The correlations between bacterial community composition and environmental variables were analyzed by ordination methods using the software package CANOCO 4.5 for Windows45. The numbers of reads assigned to different genera in each library were converted into percentages used as the species input. Environmental data included temperature, ultraviolet radiation (UV), dissolved oxygen, pH, salinity and rainfall (Table S4) were standardized and in combination with nominal variables including coral compartments mucus, tissue and skeleton served as the environmental input. Detrended correspondence analysis (DCA) with detrending by segments was first applied to determine the lengths of gradient of axes. Exploratory DCA analyses of the species data set indicated that the gradient length of the first axis in standard deviation units below 3 units. Therefore, the redundancy analysis (RDA) was applied to determine the relationship of environmental parameters and bacterial community compositions. The significance of the relation between explanatory variables and community composition was tested using Monte Carlo permutation tests (999 unrestricted permutations, P < 0.05).

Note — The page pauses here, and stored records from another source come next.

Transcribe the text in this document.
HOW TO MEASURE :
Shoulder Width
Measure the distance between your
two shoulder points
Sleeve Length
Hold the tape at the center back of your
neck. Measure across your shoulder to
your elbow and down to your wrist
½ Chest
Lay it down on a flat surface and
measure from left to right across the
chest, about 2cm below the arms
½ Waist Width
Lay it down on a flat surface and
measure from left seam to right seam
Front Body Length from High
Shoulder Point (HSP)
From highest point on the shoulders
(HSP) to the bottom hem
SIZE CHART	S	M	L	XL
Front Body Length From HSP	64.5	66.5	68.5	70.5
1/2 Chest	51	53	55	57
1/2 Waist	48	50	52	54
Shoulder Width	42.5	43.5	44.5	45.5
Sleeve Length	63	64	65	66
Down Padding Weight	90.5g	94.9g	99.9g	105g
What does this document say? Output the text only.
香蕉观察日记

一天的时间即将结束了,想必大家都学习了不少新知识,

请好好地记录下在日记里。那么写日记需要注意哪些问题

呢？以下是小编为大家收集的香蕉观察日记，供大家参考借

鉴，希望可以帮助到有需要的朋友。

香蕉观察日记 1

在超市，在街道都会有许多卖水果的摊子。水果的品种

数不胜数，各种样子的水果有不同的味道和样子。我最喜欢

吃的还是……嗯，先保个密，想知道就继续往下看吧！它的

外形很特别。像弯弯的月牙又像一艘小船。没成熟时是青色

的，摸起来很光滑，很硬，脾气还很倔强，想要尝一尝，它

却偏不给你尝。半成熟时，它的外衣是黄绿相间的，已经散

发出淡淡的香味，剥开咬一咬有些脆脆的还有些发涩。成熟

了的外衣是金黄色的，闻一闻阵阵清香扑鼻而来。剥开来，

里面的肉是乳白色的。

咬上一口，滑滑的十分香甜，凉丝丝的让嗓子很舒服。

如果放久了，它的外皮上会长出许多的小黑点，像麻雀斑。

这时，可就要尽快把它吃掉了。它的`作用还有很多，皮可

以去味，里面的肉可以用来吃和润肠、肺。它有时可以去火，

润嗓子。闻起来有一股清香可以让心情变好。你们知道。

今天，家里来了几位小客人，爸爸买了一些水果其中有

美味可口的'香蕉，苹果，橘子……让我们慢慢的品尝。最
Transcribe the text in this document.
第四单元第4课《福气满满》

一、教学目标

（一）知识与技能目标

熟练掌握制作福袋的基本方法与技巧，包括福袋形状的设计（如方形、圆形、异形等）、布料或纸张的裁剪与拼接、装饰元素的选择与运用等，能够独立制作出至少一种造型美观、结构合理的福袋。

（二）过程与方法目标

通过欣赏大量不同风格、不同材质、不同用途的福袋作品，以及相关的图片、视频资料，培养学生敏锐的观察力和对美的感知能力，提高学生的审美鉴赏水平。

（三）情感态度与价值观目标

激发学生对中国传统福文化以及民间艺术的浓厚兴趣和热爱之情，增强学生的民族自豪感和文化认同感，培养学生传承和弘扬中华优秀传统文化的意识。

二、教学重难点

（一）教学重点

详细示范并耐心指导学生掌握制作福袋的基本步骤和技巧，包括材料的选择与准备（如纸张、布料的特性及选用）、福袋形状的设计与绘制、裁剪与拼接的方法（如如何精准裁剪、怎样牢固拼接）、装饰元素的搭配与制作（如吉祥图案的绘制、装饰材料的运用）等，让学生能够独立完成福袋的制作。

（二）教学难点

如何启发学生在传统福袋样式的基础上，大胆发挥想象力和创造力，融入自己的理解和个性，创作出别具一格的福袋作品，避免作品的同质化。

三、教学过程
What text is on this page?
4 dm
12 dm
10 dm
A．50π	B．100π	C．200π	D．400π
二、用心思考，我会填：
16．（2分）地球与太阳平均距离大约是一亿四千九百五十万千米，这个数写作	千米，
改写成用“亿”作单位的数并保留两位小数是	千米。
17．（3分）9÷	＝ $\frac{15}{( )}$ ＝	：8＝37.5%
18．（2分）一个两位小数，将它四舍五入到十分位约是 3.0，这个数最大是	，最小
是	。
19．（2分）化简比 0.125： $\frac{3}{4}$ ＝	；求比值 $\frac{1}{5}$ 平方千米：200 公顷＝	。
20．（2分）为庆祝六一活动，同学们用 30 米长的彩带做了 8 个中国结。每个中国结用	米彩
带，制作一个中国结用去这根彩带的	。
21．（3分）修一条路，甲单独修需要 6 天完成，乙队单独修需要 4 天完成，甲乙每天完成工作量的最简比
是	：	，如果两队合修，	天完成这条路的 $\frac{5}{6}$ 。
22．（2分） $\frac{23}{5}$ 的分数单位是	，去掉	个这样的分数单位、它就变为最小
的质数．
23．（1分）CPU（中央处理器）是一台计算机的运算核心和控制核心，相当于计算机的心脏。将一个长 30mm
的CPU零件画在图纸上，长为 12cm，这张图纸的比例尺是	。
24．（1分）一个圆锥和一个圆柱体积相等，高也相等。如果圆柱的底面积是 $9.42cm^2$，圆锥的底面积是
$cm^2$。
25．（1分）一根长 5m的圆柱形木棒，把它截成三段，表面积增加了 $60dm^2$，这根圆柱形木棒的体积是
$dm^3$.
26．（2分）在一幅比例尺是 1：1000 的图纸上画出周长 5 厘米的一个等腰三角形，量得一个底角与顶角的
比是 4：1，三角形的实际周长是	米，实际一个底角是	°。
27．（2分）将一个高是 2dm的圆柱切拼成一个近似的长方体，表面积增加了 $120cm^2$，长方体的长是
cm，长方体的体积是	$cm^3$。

Identification of strict habitat specialists

The INDVAL46 (INDicator VALues) analysis was performed for detecting the indicator species individually in P. lutea mucus, tissue and skeleton based on OTU fidelity and relative abundance. Good indicator species can be considered as strict habitat specialist, which should be found mostly in samples from a single compartment47. The smallest number 6,359 of sequences was randomly subsampled and the OTU6359 table was generated. Analyses were run using the data set OTU6359 (7395 OTUs) and the package labdsv (http://ecology.msu.montana.edu/labdsv/R/) within the R environment. Only OTUs with significant (p value<0.05) INDVAL values that were>0.5 were considered as significant associations with coral mucus, tissue and skeleton46.